Au bout d’une heure d’attente, elle entendit s’agiter les branches d’un autre massif d’arbres dont les cimes se confondaient avec celles du jardin d’Anicée. On posa contre le mur une échelle où l’on monta avec précaution. La nuit était tiède et voilée de nuages. L’ombrage épais du double massif que séparait le mur mitoyen rendait l’obscurité presque complète en cet endroit.

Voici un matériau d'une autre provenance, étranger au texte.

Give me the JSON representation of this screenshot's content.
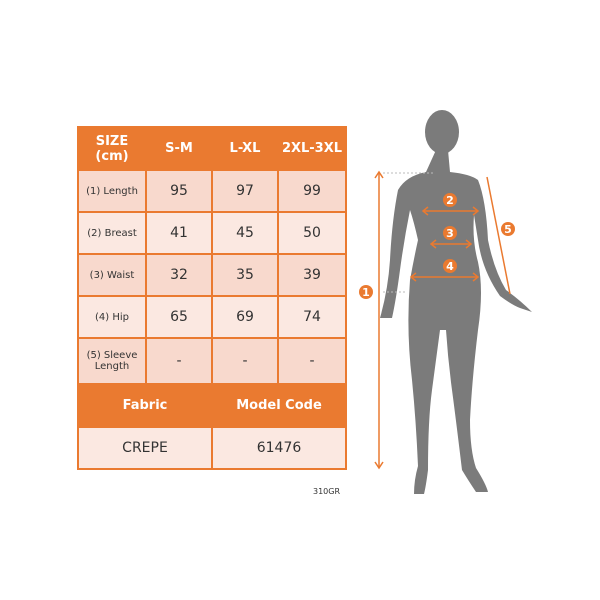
{
  "table": {
    "headers": [
      "SIZE (cm)",
      "S-M",
      "L-XL",
      "2XL-3XL"
    ],
    "rows": [
      {
        "label": "(1) Length",
        "values": [
          "95",
          "97",
          "99"
        ]
      },
      {
        "label": "(2) Breast",
        "values": [
          "41",
          "45",
          "50"
        ]
      },
      {
        "label": "(3) Waist",
        "values": [
          "32",
          "35",
          "39"
        ]
      },
      {
        "label": "(4) Hip",
        "values": [
          "65",
          "69",
          "74"
        ]
      },
      {
        "label": "(5) Sleeve Length",
        "values": [
          "-",
          "-",
          "-"
        ]
      }
    ],
    "fabric_header": "Fabric",
    "model_header": "Model Code",
    "fabric": "CREPE",
    "model_code": "61476"
  },
  "product_code": "310GR",
  "figure": {
    "markers": [
      "1",
      "2",
      "3",
      "4",
      "5"
    ]
  },
  "colors": {
    "accent": "#ea7a30",
    "silhouette": "#7b7b7b"
  }
}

Morenita, tapie dans son arbre, tout près de la tige, sentit s’agiter la branche qu’elle surveillait. Il n’y avait pas un souffle de vent ; elle reconnut qu’on interrogeait l’extrémité de cette branche pour y trouver la réponse qu’on lui avait demandée ; alors elle retira brusquement la branche vers elle, en disant :

— Écoutez !

Le premier mouvement de la personne qui venait ainsi fut de fuir. Mais Morenita ayant répété de sa voix douce et enfantine : Écoutez ! on se rassura, on se rapprocha, et une tête d’homme se montra au-dessus du mur.

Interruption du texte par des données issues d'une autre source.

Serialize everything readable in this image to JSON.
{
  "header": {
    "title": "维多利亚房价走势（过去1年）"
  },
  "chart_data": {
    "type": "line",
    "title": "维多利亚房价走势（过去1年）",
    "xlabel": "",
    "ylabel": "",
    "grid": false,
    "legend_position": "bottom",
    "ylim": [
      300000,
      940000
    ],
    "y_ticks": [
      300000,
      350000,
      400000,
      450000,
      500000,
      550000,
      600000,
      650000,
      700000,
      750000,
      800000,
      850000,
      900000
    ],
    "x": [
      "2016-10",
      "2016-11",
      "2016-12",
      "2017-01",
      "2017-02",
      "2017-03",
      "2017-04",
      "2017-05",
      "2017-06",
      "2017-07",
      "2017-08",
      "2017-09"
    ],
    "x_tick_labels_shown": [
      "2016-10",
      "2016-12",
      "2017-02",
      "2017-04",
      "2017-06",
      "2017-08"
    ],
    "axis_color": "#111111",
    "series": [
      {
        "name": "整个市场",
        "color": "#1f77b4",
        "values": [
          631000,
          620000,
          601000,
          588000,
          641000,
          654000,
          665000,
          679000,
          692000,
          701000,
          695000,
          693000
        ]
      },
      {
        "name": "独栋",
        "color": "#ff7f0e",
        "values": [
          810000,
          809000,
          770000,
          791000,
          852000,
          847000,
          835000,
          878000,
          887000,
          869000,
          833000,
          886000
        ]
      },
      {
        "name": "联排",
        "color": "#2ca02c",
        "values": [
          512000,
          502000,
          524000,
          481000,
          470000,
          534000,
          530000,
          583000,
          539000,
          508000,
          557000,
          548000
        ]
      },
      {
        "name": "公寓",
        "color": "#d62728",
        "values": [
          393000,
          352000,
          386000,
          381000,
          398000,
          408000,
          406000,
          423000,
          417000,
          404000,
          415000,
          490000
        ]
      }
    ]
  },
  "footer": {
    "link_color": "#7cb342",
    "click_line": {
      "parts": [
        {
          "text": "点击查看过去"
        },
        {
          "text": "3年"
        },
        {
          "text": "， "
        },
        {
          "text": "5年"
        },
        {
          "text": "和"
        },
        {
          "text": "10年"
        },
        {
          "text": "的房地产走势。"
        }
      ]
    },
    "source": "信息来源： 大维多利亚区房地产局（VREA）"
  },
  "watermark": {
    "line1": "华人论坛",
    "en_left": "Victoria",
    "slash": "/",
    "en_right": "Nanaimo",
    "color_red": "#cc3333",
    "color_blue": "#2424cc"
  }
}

— Écoutez ! dit Morenita pour la troisième fois, et ne bougez pas. Il n’y a pas de lettre, et c’est moi en personne qui suis là pour entendre ce que vous avez à me dire.

— Merci pour cette confiance, répondit en espagnol une voix d’homme, plus douce que celle de nos climats, et d’une fraîcheur harmonieuse, qui sembla être à Morenita l’écho renforcé de la sienne propre.